Représentants de l'industrie, des institutions européennes et du monde académique étaient invités à débattre des défis liés au stockage et à la gestion des déchets dangereux dans le cadre de la législation générale sur les déchets et des options réglementaires existantes afin d'identifier ce que devrait être l'objectif principal de la politique de l'UE en matière de déchets dangereux.
Des débats il est ressorti que trois actions s'imposent.

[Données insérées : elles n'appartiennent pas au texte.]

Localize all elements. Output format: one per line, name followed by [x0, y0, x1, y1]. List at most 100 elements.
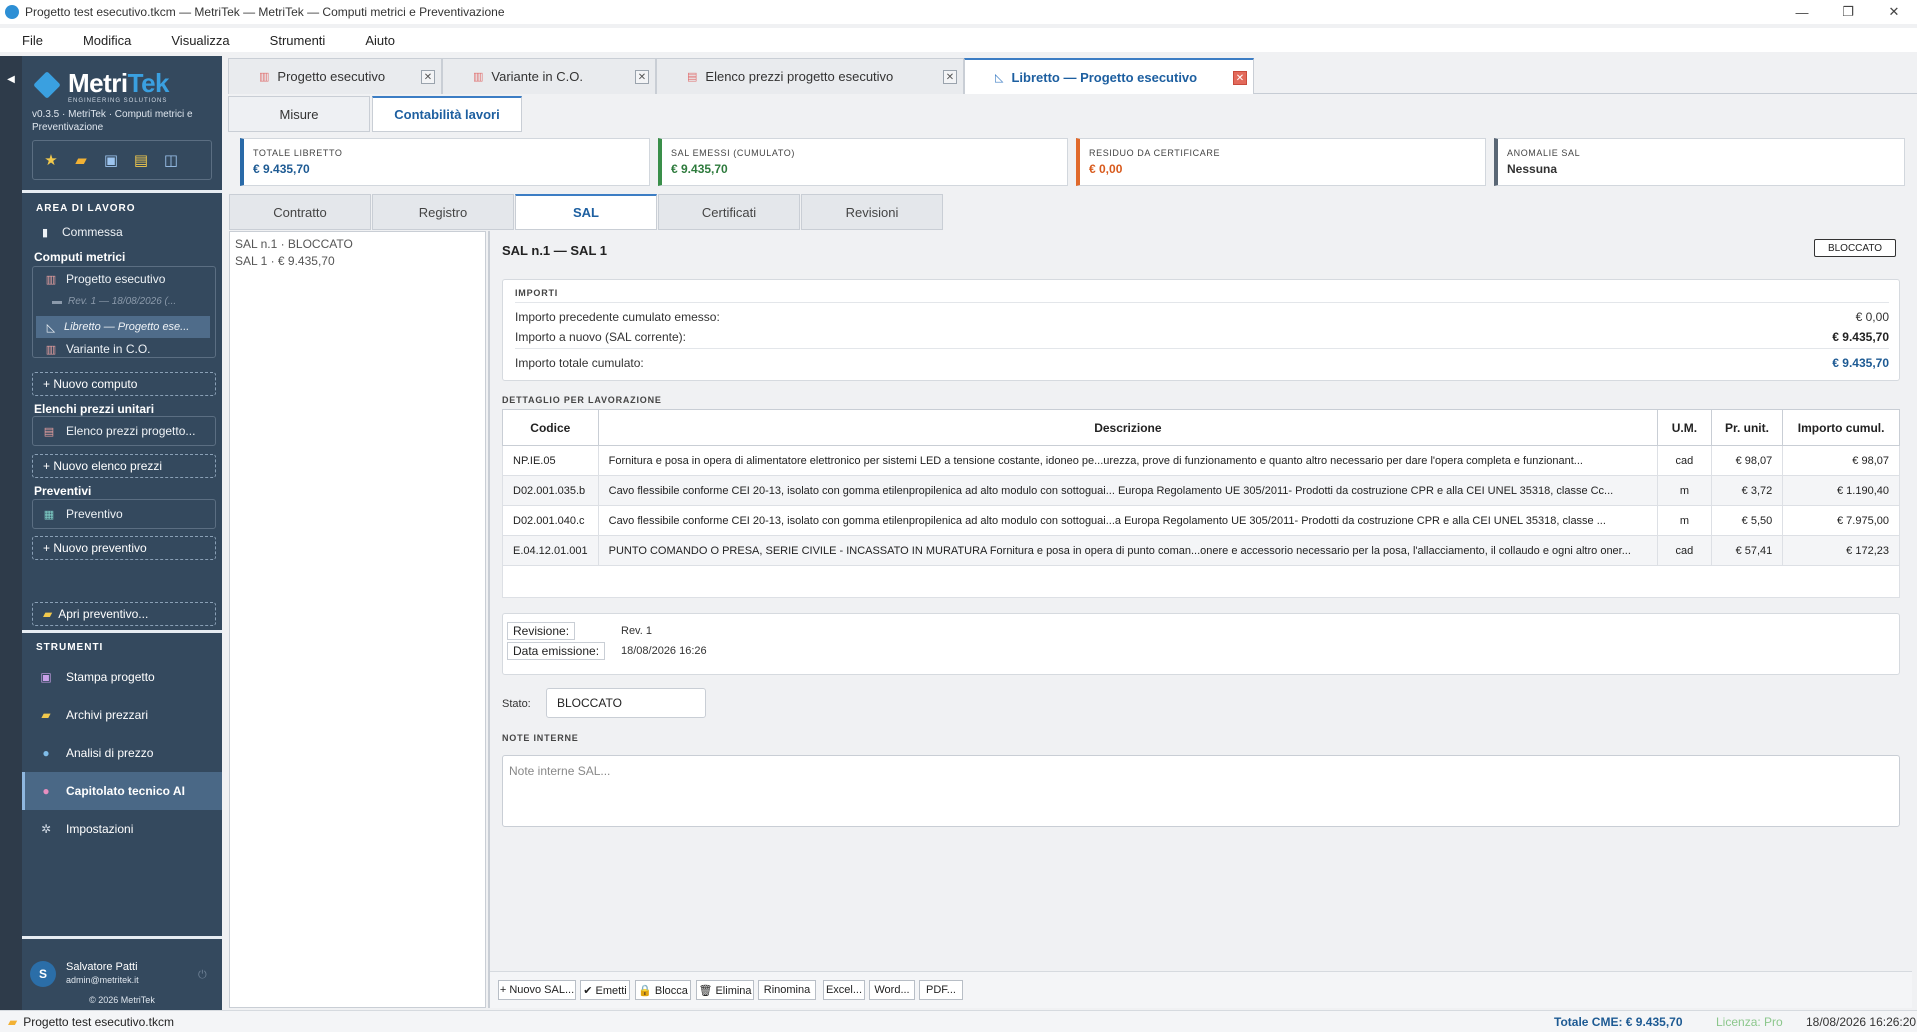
- tab-libretto[interactable]: ◺ Libretto — Progetto esecutivo ✕: [964, 58, 1254, 94]
- logo: MetriTek ENGINEERING SOLUTIONS: [33, 68, 214, 108]
- tab-elenco-prezzi[interactable]: ▤ Elenco prezzi progetto esecutivo ✕: [656, 58, 964, 94]
- column-header[interactable]: Pr. unit.: [1710, 409, 1784, 446]
- tab-variante[interactable]: ▥ Variante in C.O. ✕: [442, 58, 656, 94]
- list-item[interactable]: SAL 1 · € 9.435,70: [235, 253, 480, 270]
- app-icon: [5, 5, 19, 19]
- elimina-button[interactable]: 🗑 Elimina: [696, 980, 754, 1000]
- folder-icon: ▰: [41, 708, 51, 722]
- tab-progetto-esecutivo[interactable]: ▥ Progetto esecutivo ✕: [228, 58, 442, 94]
- menu-aiuto[interactable]: Aiuto: [365, 33, 395, 48]
- blocca-button[interactable]: 🔒 Blocca: [635, 980, 691, 1000]
- menu-modifica[interactable]: Modifica: [83, 33, 131, 48]
- close-icon[interactable]: ✕: [1871, 0, 1917, 24]
- sal-detail-panel: SAL n.1 — SAL 1 BLOCCATO IMPORTI Importo…: [488, 231, 1912, 1008]
- version-text: v0.3.5 · MetriTek · Computi metrici e Pr…: [32, 109, 193, 133]
- card-sal-emessi: SAL EMESSI (CUMULATO) € 9.435,70: [658, 138, 1068, 186]
- new-computo-button[interactable]: + Nuovo computo: [32, 372, 216, 396]
- title-bar: Progetto test esecutivo.tkcm — MetriTek …: [0, 0, 1917, 24]
- close-tab-icon[interactable]: ✕: [1233, 71, 1247, 85]
- menu-file[interactable]: File: [22, 33, 43, 48]
- importo-precedente-row: Importo precedente cumulato emesso: € 0,0…: [515, 310, 1889, 324]
- menu-visualizza[interactable]: Visualizza: [171, 33, 229, 48]
- tab-registro[interactable]: Registro: [372, 194, 514, 230]
- importi-box: IMPORTI Importo precedente cumulato emes…: [502, 279, 1900, 381]
- sidebar-item-progetto-esecutivo[interactable]: ▥ Progetto esecutivo: [36, 268, 212, 290]
- status-badge: BLOCCATO: [1814, 239, 1896, 257]
- table-row[interactable]: NP.IE.05 Fornitura e posa in opera di al…: [502, 445, 1900, 476]
- sidebar-item-preventivo[interactable]: ▦ Preventivo: [32, 501, 216, 527]
- column-header[interactable]: Codice: [502, 409, 599, 446]
- avatar[interactable]: S: [30, 961, 56, 987]
- data-emissione-value: 18/08/2026 16:26: [621, 645, 707, 657]
- tab-certificati[interactable]: Certificati: [658, 194, 800, 230]
- minimize-icon[interactable]: —: [1779, 0, 1825, 24]
- ai-icon[interactable]: ◫: [159, 149, 183, 171]
- excel-button[interactable]: Excel...: [823, 980, 865, 1000]
- new-elenco-button[interactable]: + Nuovo elenco prezzi: [32, 454, 216, 478]
- sal-list: SAL n.1 · BLOCCATO SAL 1 · € 9.435,70: [229, 231, 486, 1008]
- close-tab-icon[interactable]: ✕: [635, 70, 649, 84]
- rinomina-button[interactable]: Rinomina: [758, 980, 816, 1000]
- sidebar-collapse-handle[interactable]: ◀: [0, 56, 22, 1010]
- chart-icon: ▥: [45, 273, 57, 286]
- sal-title: SAL n.1 — SAL 1: [502, 243, 607, 258]
- new-preventivo-button[interactable]: + Nuovo preventivo: [32, 536, 216, 560]
- menu-strumenti[interactable]: Strumenti: [270, 33, 326, 48]
- sidebar-item-capitolato[interactable]: ● Capitolato tecnico AI: [22, 772, 222, 810]
- sidebar-item-revisione[interactable]: ▬ Rev. 1 — 18/08/2026 (...: [52, 292, 212, 310]
- revisione-value: Rev. 1: [621, 625, 652, 637]
- pdf-button[interactable]: PDF...: [919, 980, 963, 1000]
- apri-preventivo-button[interactable]: ▰ Apri preventivo...: [32, 602, 216, 626]
- new-sal-button[interactable]: + Nuovo SAL...: [498, 980, 576, 1000]
- tab-contratto[interactable]: Contratto: [229, 194, 371, 230]
- open-folder-icon[interactable]: ▰: [69, 149, 93, 171]
- sidebar-item-analisi[interactable]: ● Analisi di prezzo: [22, 734, 222, 772]
- column-header[interactable]: U.M.: [1657, 409, 1712, 446]
- sidebar-item-impostazioni[interactable]: ✲ Impostazioni: [22, 810, 222, 848]
- revision-icon: ▬: [52, 295, 62, 307]
- sidebar-item-elenco-prezzi[interactable]: ▤ Elenco prezzi progetto...: [32, 418, 216, 444]
- area-title: AREA DI LAVORO: [36, 203, 136, 214]
- tab-contabilita[interactable]: Contabilità lavori: [372, 96, 522, 132]
- sidebar-item-stampa[interactable]: ▣ Stampa progetto: [22, 658, 222, 696]
- sidebar-item-variante[interactable]: ▥ Variante in C.O.: [36, 338, 212, 360]
- list-item[interactable]: SAL n.1 · BLOCCATO: [235, 236, 480, 253]
- note-input[interactable]: Note interne SAL...: [502, 755, 1900, 827]
- close-tab-icon[interactable]: ✕: [421, 70, 435, 84]
- dettaglio-title: DETTAGLIO PER LAVORAZIONE: [502, 395, 662, 405]
- card-residuo: RESIDUO DA CERTIFICARE € 0,00: [1076, 138, 1486, 186]
- document-icon: ▮: [41, 226, 49, 239]
- new-file-icon[interactable]: ★: [39, 149, 63, 171]
- status-license: Licenza: Pro: [1716, 1014, 1783, 1029]
- sidebar-item-libretto[interactable]: ◺ Libretto — Progetto ese...: [36, 316, 210, 338]
- table-row[interactable]: D02.001.040.c Cavo flessibile conforme C…: [502, 505, 1900, 536]
- tab-revisioni[interactable]: Revisioni: [801, 194, 943, 230]
- action-toolbar: + Nuovo SAL... ✔ Emetti 🔒 Blocca 🗑 Elimi…: [490, 971, 1912, 1008]
- export-folder-icon[interactable]: ▤: [129, 149, 153, 171]
- ruler-icon: ◺: [995, 71, 1004, 84]
- sidebar-item-commessa[interactable]: ▮ Commessa: [28, 219, 212, 245]
- emetti-button[interactable]: ✔ Emetti: [580, 980, 630, 1000]
- table-row[interactable]: E.04.12.01.001 PUNTO COMANDO O PRESA, SE…: [502, 535, 1900, 566]
- ruler-icon: ◺: [46, 321, 56, 334]
- collapse-arrow-icon[interactable]: ◀: [7, 74, 15, 85]
- menu-bar: File Modifica Visualizza Strumenti Aiuto: [0, 28, 1917, 52]
- table-row[interactable]: D02.001.035.b Cavo flessibile conforme C…: [502, 475, 1900, 506]
- column-header[interactable]: Descrizione: [597, 409, 1659, 446]
- maximize-icon[interactable]: ❐: [1825, 0, 1871, 24]
- close-tab-icon[interactable]: ✕: [943, 70, 957, 84]
- logo-icon: [33, 71, 61, 99]
- word-button[interactable]: Word...: [869, 980, 915, 1000]
- stato-field[interactable]: BLOCCATO: [546, 688, 706, 718]
- sidebar-item-archivi[interactable]: ▰ Archivi prezzari: [22, 696, 222, 734]
- sidebar: MetriTek ENGINEERING SOLUTIONS v0.3.5 · …: [22, 56, 222, 1010]
- column-header[interactable]: Importo cumul.: [1782, 409, 1900, 446]
- power-icon[interactable]: ⏻: [198, 969, 207, 982]
- brain-icon: ●: [42, 784, 50, 798]
- chart-icon: ▥: [259, 71, 270, 83]
- logo-text: Metri: [68, 68, 128, 98]
- tab-sal[interactable]: SAL: [515, 194, 657, 230]
- status-total: Totale CME: € 9.435,70: [1554, 1014, 1683, 1029]
- save-icon[interactable]: ▣: [99, 149, 123, 171]
- tab-misure[interactable]: Misure: [228, 96, 370, 132]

D'abord et avant tout, il conviendrait d'actualiser la liste des déchets dangereux. Il faudrait aussi que les États membres procèdent à l'examen des quantités et des types de déchets dangereux, ainsi que de leurs lieux de stockage. Enfin, une action immédiate et urgente à l'échelle européenne est indispensable.
« Des études ont montré que la quantité totale de déchets dans l'UE diminue, mais que celle de déchets dangereux augmente, avec, à la clé, de graves dangers pour la santé publique et l'environnement. Nous devrions nous concentrer sur un régime de contrôle plus strict, encourager la conversion des déchets dangereux en déchets non dangereux, et mettre au point des programmes pour transformer les déchets en ressources », a déclaré Boguslaw Sonik (PPE, polonais), vice-président de la commission de l'environnement du Parlement et organisateur de l'audition
Et d'expliquer: « La législation actuelle de l'UE sur les déchets dangereux est encore trop complexe et ambiguë. La Commission européenne devrait revoir la législation en vigueur, et le Parlement européen sera un allié de poids pour contraindre les États membres à améliorer la situation. Une solution à ce problème contribuera à éviter que ne se reproduise une catastrophe analogue à celle des boues rouges d'origine minière qui s'est produite en Hongrie en octobre dernier ». (A.N.)